Abstract Control of the current tuberculosis (TB) epidemic will require better understanding of the biological mechanisms used by Mycobacterium tuberculosis (Mtb) to sense, respond to and manipulate its host environment during infection. Cyclic AMP (cAMP) is a universal signal molecule used by both microbial pathogens and their mammalian hosts to sense and respond to environmental cues. cAMP plays a central role in virulence gene regulation in several important bacterial pathogens, and regulates many aspects of mammalian host biology, including the immune response. Many bacteria, including Mtb, exploit this common signaling molecule by elevating cAMP levels in their host cells as a pathogenic strategy. Levels of cAMP within Mtb bacteria increase dramatically upon bacterial entry into macrophages, and some of this cAMP is secreted into host macrophages to alter the course of infection. The scientific premise for this proposal is that the cAMP export from Mtb bacteria into macrophages contributes to TB pathogenesis, but the mechanisms underlying cAMP secretion and its specific activities within the host cell are not known. We hypothesize that cyclic AMP secretion from the bacterium is regulated in response to environmental conditions, and that Mtb actively facilitates access of secreted cAMP to the cytoplasm of infected host macrophages to manipulate the host response to infection. Major goals of this proposal are to identify bacterial factors that i) control secretion of cAMP from Mtb bacteria, and ii) affect cytoplasmic access of this Mtb-secreted cAMP during macrophage infection. Knowledge of these factors will provide a critical basis for understanding the mechanisms underlying both cAMP export processes and their specific roles in Mtb pathogenesis, with the long term potential for identification of new TB interventions and/or biomarkers of disease progression.

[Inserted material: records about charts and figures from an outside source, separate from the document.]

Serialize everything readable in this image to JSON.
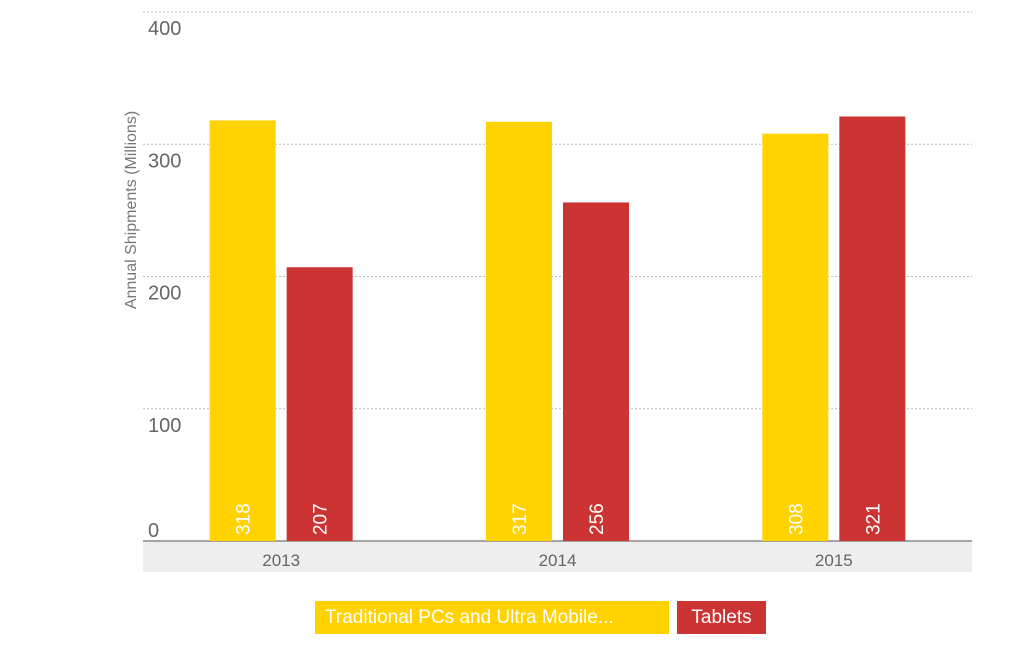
{
  "chart_data": {
    "type": "bar",
    "categories": [
      "2013",
      "2014",
      "2015"
    ],
    "series": [
      {
        "name": "Traditional PCs and Ultra Mobile...",
        "values": [
          318,
          317,
          308
        ],
        "color": "#FFD200"
      },
      {
        "name": "Tablets",
        "values": [
          207,
          256,
          321
        ],
        "color": "#CC3333"
      }
    ],
    "title": "",
    "xlabel": "",
    "ylabel": "Annual Shipments (Millions)",
    "ylim": [
      0,
      400
    ],
    "yticks": [
      0,
      100,
      200,
      300,
      400
    ],
    "grid": true,
    "legend_position": "bottom",
    "data_labels": true
  },
  "colors": {
    "grid": "#bbbbbb",
    "axis": "#888888",
    "category_band": "#eeeeee"
  }
}
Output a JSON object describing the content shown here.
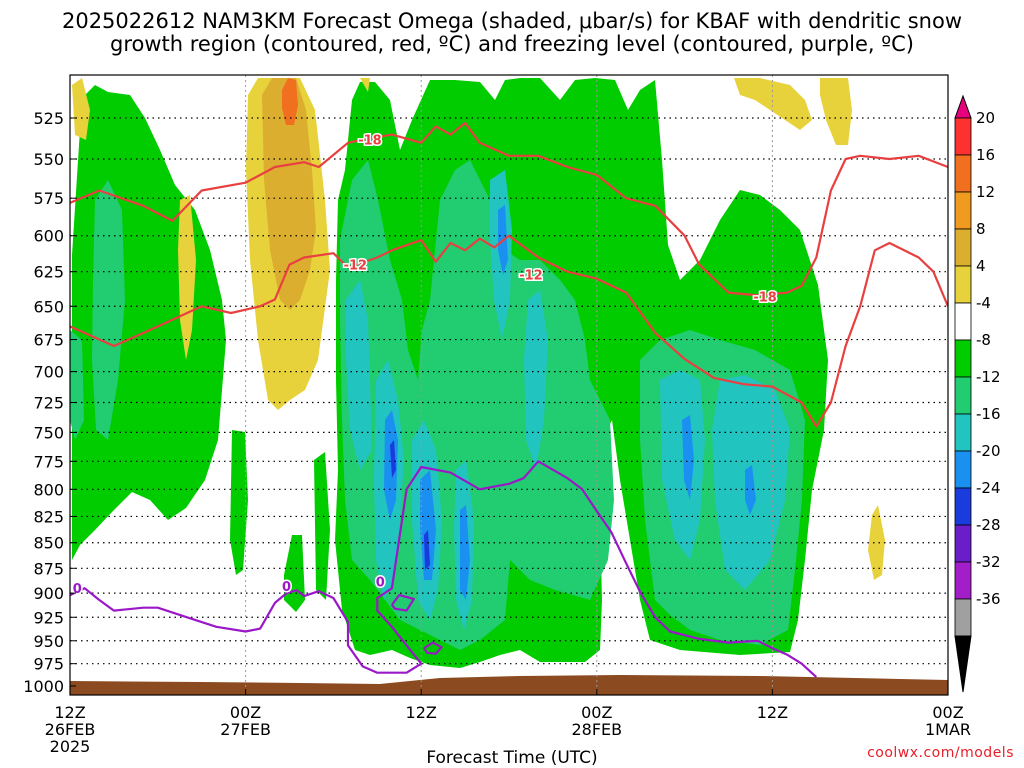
{
  "title": {
    "line1": "2025022612 NAM3KM Forecast Omega (shaded, μbar/s) for KBAF with dendritic snow",
    "line2": "growth region (contoured, red, ºC) and freezing level (contoured, purple, ºC)"
  },
  "credit": "coolwx.com/models",
  "chart_data": {
    "type": "heatmap",
    "title": "2025022612 NAM3KM Forecast Omega (shaded, μbar/s) for KBAF with dendritic snow growth region (contoured, red, ºC) and freezing level (contoured, purple, ºC)",
    "xlabel": "Forecast Time (UTC)",
    "ylabel": "",
    "x_range_hours": [
      0,
      60
    ],
    "x_ticks": [
      {
        "hour": 0,
        "label": [
          "12Z",
          "26FEB",
          "2025"
        ]
      },
      {
        "hour": 12,
        "label": [
          "00Z",
          "27FEB"
        ]
      },
      {
        "hour": 24,
        "label": [
          "12Z"
        ]
      },
      {
        "hour": 36,
        "label": [
          "00Z",
          "28FEB"
        ]
      },
      {
        "hour": 48,
        "label": [
          "12Z"
        ]
      },
      {
        "hour": 60,
        "label": [
          "00Z",
          "1MAR"
        ]
      }
    ],
    "y_axis": "pressure (mb), inverted",
    "y_range": [
      1000,
      500
    ],
    "y_ticks": [
      525,
      550,
      575,
      600,
      625,
      650,
      675,
      700,
      725,
      750,
      775,
      800,
      825,
      850,
      875,
      900,
      925,
      950,
      975,
      1000
    ],
    "grid": true,
    "colorbar": {
      "position": "right",
      "labels": [
        "20",
        "16",
        "12",
        "8",
        "4",
        "-4",
        "-8",
        "-12",
        "-16",
        "-20",
        "-24",
        "-28",
        "-32",
        "-36"
      ],
      "bins": [
        {
          "range": [
            16,
            20
          ],
          "color": "#ff3030"
        },
        {
          "range": [
            12,
            16
          ],
          "color": "#f07020"
        },
        {
          "range": [
            8,
            12
          ],
          "color": "#f09a20"
        },
        {
          "range": [
            4,
            8
          ],
          "color": "#dcae30"
        },
        {
          "range": [
            0,
            4
          ],
          "color": "#e8d23c"
        },
        {
          "range": [
            -4,
            4
          ],
          "color": "#ffffff"
        },
        {
          "range": [
            -8,
            -4
          ],
          "color": "#00cc00"
        },
        {
          "range": [
            -12,
            -8
          ],
          "color": "#22cc70"
        },
        {
          "range": [
            -16,
            -12
          ],
          "color": "#22c4c0"
        },
        {
          "range": [
            -20,
            -16
          ],
          "color": "#1a90f0"
        },
        {
          "range": [
            -24,
            -20
          ],
          "color": "#1a3cdc"
        },
        {
          "range": [
            -28,
            -24
          ],
          "color": "#6a1ec8"
        },
        {
          "range": [
            -32,
            -28
          ],
          "color": "#a21ec8"
        },
        {
          "range": [
            -36,
            -32
          ],
          "color": "#a0a0a0"
        }
      ],
      "top_arrow_color": "#e6007e",
      "bottom_arrow_color": "#000000"
    },
    "contours": [
      {
        "label": "-18",
        "color": "#e84040",
        "label_pos": {
          "hour": 20.5,
          "p": 538
        },
        "points": [
          [
            0,
            578
          ],
          [
            2,
            570
          ],
          [
            5,
            580
          ],
          [
            7,
            590
          ],
          [
            9,
            570
          ],
          [
            12,
            565
          ],
          [
            14,
            555
          ],
          [
            16,
            552
          ],
          [
            17,
            555
          ],
          [
            19,
            540
          ],
          [
            20,
            538
          ],
          [
            22,
            535
          ],
          [
            24,
            540
          ],
          [
            25,
            530
          ],
          [
            26,
            535
          ],
          [
            27,
            528
          ],
          [
            28,
            540
          ],
          [
            30,
            548
          ],
          [
            32,
            548
          ],
          [
            34,
            555
          ],
          [
            36,
            560
          ],
          [
            38,
            575
          ],
          [
            40,
            580
          ],
          [
            42,
            600
          ],
          [
            43,
            620
          ],
          [
            45,
            640
          ],
          [
            47,
            642
          ],
          [
            49,
            640
          ],
          [
            50,
            635
          ],
          [
            51,
            615
          ],
          [
            52,
            570
          ],
          [
            53,
            550
          ],
          [
            54,
            548
          ],
          [
            56,
            550
          ],
          [
            58,
            548
          ],
          [
            60,
            555
          ]
        ]
      },
      {
        "label": "-12",
        "color": "#e84040",
        "label_pos": {
          "hour": 19.5,
          "p": 620
        },
        "points": [
          [
            0,
            665
          ],
          [
            3,
            680
          ],
          [
            5,
            670
          ],
          [
            7,
            660
          ],
          [
            9,
            650
          ],
          [
            11,
            655
          ],
          [
            13,
            650
          ],
          [
            14,
            645
          ],
          [
            15,
            620
          ],
          [
            16,
            615
          ],
          [
            18,
            612
          ],
          [
            19,
            622
          ],
          [
            21,
            615
          ],
          [
            22,
            610
          ],
          [
            24,
            603
          ],
          [
            25,
            618
          ],
          [
            26,
            605
          ],
          [
            27,
            610
          ],
          [
            28,
            602
          ],
          [
            29,
            608
          ],
          [
            30,
            600
          ],
          [
            32,
            615
          ],
          [
            34,
            625
          ],
          [
            36,
            630
          ],
          [
            38,
            640
          ],
          [
            40,
            670
          ],
          [
            42,
            690
          ],
          [
            44,
            705
          ],
          [
            46,
            710
          ],
          [
            48,
            712
          ],
          [
            50,
            725
          ],
          [
            51,
            745
          ],
          [
            52,
            725
          ],
          [
            53,
            680
          ],
          [
            54,
            650
          ],
          [
            55,
            610
          ],
          [
            56,
            605
          ],
          [
            58,
            615
          ],
          [
            59,
            625
          ],
          [
            60,
            650
          ]
        ]
      },
      {
        "label": "0",
        "color": "#9a18c8",
        "label_pos": {
          "hour": 0.5,
          "p": 895
        },
        "points": [
          [
            0,
            902
          ],
          [
            1,
            895
          ],
          [
            2,
            907
          ],
          [
            3,
            918
          ],
          [
            5,
            915
          ],
          [
            6,
            915
          ],
          [
            8,
            925
          ],
          [
            10,
            935
          ],
          [
            12,
            940
          ],
          [
            13,
            937
          ],
          [
            14,
            910
          ],
          [
            14.8,
            900
          ],
          [
            15.5,
            897
          ],
          [
            16,
            903
          ],
          [
            17,
            898
          ],
          [
            18,
            905
          ],
          [
            19,
            930
          ],
          [
            19,
            955
          ],
          [
            20,
            978
          ],
          [
            21,
            985
          ],
          [
            23,
            985
          ],
          [
            24,
            975
          ],
          [
            23,
            955
          ],
          [
            22,
            935
          ],
          [
            21,
            918
          ],
          [
            21,
            905
          ],
          [
            22,
            895
          ],
          [
            23,
            800
          ],
          [
            24,
            780
          ],
          [
            26,
            785
          ],
          [
            28,
            800
          ],
          [
            30,
            795
          ],
          [
            31,
            790
          ],
          [
            32,
            775
          ],
          [
            34,
            790
          ],
          [
            35,
            800
          ],
          [
            36,
            820
          ],
          [
            37,
            840
          ],
          [
            38,
            870
          ],
          [
            39,
            900
          ],
          [
            40,
            925
          ],
          [
            41,
            940
          ],
          [
            43,
            948
          ],
          [
            45,
            952
          ],
          [
            47,
            950
          ],
          [
            48,
            958
          ],
          [
            49,
            965
          ],
          [
            50,
            975
          ],
          [
            51,
            990
          ]
        ]
      },
      {
        "label": "",
        "color": "#9a18c8",
        "points": [
          [
            22,
            912
          ],
          [
            22.5,
            902
          ],
          [
            23.5,
            906
          ],
          [
            23,
            918
          ],
          [
            22.2,
            916
          ],
          [
            22,
            912
          ]
        ]
      },
      {
        "label": "",
        "color": "#9a18c8",
        "points": [
          [
            24.2,
            958
          ],
          [
            24.8,
            952
          ],
          [
            25.4,
            957
          ],
          [
            25,
            964
          ],
          [
            24.4,
            963
          ],
          [
            24.2,
            958
          ]
        ]
      }
    ],
    "terrain_color": "#8b4a20"
  }
}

抽象的 控制当前的结核病（TB）流行将需要更好地了解生物学 结核分枝杆菌使用的机制（MTB）感知，应对和操纵其宿主 感染期间的环境。环状AMP（CAMP）是两个微生物使用的通用信号分子 病原体及其哺乳动物宿主感知并应对环境线索。营地扮演中央 在几种重要细菌病原体中的毒力基因调节中的作用，并调节 哺乳动物宿主生物学，包括免疫反应。包括MTB在内的许多细菌都利用了这一点 通用信号分子通过将宿主细胞中的cAMP水平提升为致病策略来提高cAMP水平。水平 在细菌进入巨噬细胞时，MTB细菌内的扎营会大大增加，其中一些 营地被分泌到宿主巨噬细胞中，以改变感染过程。科学前提 提议是从MTB细菌出口到巨噬细胞会导致TB发病机理，但 尚不清楚宿主细胞中营地分泌的基础机制及其在宿主细胞中的特定活性。我们 假设细菌的环状AMP分泌受到环境的调节 条件，MTB积极促进分泌营地进入受感染宿主的细胞质 巨噬细胞操纵宿主对感染的反应。该提案的主要目标是确定 细菌因素i）控制MTB细菌的CAMP分泌，ii）影响了细胞质的进入 巨噬细胞感染期间MTB分泌的营地。对这些因素的了解将提供关键的基础 了解cAMP出口过程及其在MTB中的特定作用的基础机制 发病机理，长期鉴定新的结核病干预措施和/或生物标志物的长期潜力 疾病进展。